Sie mussten sich zweimal auf die Nachfolgesuche nach CEOs von federführenden Industrieunternehmen machen, was sind die besten Tipps?

Stanek: Wir sind alle Opfer unserer Vorlieben und Vorurteile. Ein Rapidfan etwa wird sich einem anderen Rapidfan immer näher fühlen. Ich bin daher ein starker Verfechter eines Nachfolgekomitees und beziehe auch Tools wie Assessments und verschiedene Persönlichkeitstests – wenn diese auch mit Vorsicht zu genießen sind – in das Recruiting ein. Der Blick von Vielen bringt eine gute Perspektive in die Auswahl des geeignetsten Nachfolgenden. Persönliche Vorlieben – inklusive vielleicht meiner eigenen – werden durch die vielen Augen und Meinungen relativiert, so können ausgewogene Entscheidungen getroffen werden. Als Letztes ist es mir wichtig, darauf zu achten, ein diverses Kandidatenprofil zu bekommen. Damit meine ich jetzt gar nicht klassisch Genderdiversity, sondern Diversität im Denken.

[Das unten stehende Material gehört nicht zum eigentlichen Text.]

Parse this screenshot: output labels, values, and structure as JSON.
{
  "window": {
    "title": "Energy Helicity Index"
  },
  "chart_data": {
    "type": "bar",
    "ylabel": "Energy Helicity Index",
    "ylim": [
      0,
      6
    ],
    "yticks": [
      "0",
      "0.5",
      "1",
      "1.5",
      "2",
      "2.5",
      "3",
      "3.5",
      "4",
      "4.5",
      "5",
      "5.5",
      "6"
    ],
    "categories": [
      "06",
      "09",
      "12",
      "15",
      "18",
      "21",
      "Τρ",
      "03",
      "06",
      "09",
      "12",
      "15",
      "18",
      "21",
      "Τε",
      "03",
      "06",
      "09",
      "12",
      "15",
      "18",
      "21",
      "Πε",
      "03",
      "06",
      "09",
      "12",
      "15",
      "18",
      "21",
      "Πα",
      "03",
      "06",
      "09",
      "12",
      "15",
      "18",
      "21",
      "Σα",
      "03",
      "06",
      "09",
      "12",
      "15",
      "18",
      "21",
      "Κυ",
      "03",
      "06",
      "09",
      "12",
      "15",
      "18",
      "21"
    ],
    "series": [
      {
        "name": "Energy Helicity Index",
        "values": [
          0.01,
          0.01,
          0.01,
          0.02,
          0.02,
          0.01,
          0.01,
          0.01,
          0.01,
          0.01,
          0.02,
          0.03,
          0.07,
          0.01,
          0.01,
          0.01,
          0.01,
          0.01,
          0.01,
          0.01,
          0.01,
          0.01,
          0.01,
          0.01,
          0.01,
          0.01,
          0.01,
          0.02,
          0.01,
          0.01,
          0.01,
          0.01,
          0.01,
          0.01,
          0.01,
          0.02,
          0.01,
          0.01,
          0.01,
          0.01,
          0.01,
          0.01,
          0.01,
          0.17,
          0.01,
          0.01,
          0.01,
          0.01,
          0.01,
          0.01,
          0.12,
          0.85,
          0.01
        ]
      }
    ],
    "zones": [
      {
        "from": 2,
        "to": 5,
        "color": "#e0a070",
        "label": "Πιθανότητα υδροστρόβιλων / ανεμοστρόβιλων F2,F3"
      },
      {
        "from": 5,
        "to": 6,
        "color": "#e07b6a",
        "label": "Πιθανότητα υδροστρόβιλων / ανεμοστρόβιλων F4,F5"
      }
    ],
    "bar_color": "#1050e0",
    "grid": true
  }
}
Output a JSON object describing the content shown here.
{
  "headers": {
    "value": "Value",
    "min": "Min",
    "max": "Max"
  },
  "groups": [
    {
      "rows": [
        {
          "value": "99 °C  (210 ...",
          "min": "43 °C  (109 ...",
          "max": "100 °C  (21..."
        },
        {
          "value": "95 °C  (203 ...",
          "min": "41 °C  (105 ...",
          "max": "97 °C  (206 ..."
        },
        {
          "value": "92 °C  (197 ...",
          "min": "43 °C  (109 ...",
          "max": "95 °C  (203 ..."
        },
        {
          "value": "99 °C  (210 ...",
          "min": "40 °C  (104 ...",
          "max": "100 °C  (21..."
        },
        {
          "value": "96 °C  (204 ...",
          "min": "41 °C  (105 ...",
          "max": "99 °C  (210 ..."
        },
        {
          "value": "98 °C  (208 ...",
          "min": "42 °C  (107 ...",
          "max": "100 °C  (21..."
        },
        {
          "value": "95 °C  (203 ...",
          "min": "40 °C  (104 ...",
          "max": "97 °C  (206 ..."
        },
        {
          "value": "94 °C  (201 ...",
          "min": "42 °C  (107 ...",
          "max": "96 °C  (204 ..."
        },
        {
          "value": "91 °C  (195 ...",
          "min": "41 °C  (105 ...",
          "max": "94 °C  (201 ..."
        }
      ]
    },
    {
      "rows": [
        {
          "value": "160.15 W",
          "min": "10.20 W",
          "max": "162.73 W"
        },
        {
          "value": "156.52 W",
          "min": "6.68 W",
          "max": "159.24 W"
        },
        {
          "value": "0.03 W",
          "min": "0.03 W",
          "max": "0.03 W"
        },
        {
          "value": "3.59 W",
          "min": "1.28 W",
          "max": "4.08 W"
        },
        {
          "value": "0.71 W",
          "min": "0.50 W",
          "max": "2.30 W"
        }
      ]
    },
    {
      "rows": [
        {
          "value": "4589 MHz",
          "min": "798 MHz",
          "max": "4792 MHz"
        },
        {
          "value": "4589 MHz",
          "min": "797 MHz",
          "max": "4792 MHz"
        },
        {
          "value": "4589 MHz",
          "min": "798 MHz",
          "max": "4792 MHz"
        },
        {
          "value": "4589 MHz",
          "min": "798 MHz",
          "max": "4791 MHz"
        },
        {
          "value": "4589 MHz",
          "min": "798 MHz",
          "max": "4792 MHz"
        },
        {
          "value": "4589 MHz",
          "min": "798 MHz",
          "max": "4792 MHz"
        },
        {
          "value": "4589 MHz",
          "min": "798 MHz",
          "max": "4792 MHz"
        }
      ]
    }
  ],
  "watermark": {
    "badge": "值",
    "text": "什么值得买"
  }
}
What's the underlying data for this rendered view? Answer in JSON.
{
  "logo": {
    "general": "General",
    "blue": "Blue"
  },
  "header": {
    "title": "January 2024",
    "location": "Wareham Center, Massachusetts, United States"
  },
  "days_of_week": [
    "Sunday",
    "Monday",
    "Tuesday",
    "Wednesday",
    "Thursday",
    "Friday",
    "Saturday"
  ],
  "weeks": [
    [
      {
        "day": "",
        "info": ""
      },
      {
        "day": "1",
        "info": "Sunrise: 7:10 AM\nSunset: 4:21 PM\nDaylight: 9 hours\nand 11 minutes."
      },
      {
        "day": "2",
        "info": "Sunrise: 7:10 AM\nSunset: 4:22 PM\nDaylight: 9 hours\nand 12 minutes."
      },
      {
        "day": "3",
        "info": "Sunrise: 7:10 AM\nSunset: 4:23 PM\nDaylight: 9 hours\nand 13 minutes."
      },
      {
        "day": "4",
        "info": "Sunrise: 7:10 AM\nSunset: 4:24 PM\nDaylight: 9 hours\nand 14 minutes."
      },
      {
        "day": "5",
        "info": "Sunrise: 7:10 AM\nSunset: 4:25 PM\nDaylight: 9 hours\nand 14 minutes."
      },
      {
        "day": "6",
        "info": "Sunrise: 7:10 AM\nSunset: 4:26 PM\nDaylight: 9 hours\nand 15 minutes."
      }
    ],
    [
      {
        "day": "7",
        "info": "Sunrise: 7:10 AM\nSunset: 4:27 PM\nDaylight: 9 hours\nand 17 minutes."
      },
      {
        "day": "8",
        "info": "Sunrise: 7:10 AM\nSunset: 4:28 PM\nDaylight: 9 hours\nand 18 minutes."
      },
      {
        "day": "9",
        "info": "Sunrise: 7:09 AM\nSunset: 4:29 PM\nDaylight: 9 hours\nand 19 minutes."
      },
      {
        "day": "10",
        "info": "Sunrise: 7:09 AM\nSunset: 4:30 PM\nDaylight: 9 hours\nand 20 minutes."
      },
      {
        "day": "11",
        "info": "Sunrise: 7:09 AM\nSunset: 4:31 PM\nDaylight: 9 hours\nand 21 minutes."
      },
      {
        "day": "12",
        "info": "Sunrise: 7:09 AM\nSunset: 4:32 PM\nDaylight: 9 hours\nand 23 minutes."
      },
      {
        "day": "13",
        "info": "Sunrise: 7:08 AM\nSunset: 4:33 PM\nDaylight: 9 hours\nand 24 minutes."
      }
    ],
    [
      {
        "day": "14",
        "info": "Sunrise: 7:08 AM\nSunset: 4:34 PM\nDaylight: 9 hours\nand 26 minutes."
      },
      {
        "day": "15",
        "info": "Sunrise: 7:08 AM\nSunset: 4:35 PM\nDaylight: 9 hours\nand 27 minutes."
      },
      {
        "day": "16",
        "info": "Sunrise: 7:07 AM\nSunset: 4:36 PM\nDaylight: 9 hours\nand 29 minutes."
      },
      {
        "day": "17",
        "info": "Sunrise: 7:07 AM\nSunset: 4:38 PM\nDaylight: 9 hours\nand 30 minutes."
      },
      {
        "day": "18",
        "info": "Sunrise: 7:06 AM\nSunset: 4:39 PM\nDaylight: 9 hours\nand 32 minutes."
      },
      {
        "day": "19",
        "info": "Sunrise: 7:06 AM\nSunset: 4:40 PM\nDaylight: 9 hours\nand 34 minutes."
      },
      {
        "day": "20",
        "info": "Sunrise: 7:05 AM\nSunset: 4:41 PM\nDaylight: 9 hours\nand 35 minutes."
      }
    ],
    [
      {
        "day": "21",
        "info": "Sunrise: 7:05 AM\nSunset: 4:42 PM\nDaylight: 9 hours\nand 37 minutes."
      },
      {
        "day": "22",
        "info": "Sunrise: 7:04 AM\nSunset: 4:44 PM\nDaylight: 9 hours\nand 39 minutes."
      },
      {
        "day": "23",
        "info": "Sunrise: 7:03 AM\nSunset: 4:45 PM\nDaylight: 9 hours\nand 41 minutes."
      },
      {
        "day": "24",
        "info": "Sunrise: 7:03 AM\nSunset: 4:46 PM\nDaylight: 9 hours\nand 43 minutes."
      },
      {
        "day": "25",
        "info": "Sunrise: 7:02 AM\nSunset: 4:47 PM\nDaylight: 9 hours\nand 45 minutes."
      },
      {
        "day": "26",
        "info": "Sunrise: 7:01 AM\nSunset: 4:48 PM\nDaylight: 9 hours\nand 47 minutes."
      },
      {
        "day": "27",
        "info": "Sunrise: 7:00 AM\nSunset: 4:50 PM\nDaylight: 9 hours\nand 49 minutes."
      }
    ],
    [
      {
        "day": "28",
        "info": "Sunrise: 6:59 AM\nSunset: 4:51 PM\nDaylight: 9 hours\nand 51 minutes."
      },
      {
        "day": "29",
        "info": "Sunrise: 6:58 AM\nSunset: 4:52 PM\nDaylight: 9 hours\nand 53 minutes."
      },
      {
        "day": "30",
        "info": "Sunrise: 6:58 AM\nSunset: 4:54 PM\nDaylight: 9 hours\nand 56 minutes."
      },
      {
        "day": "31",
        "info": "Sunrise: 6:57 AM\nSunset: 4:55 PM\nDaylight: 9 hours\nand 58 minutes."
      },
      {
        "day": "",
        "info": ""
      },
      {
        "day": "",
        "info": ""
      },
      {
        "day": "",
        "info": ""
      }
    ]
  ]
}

Sie haben von Purpose gesprochen, welcher Purpose treibt Sie persönlich an?


Stanek:
Mein Ziel ist es eigentlich immer gemeinsam mit und in meinem Umfeld etwas zu erreichen. Die Zusammenarbeit basiert auf Vertrauen und Transparenz, denn so zu arbeiten macht mir persönlich am meisten Spass und ist auch am effektivsten. Diesen Purpose nehme ich in jedes Unternehmen mit.

ZUR PERSON

Manfred Stanek scheidet mit Ende 2024 als COO und Vorstandsmitglied der Greiner AG aus und übernimmt im Frühjahr 2025 den Vorstandsvorsitz der Semperit AG Holding. Er verfügt über mehr als 25 Jahre internationale Führungserfahrung (u. a. in den USA und Brasilien) mit Fokus auf Sales, Operations und strategischer Geschäftsentwicklung. Vor seinem Wechsel zu Greiner AG arbeitete Manfred in verschiedenen Führungspositionen beim US-amerikanischen Aluminiumkonzern Novelis und leitete als CEO den Zinkproduzenten U.S. Zinc.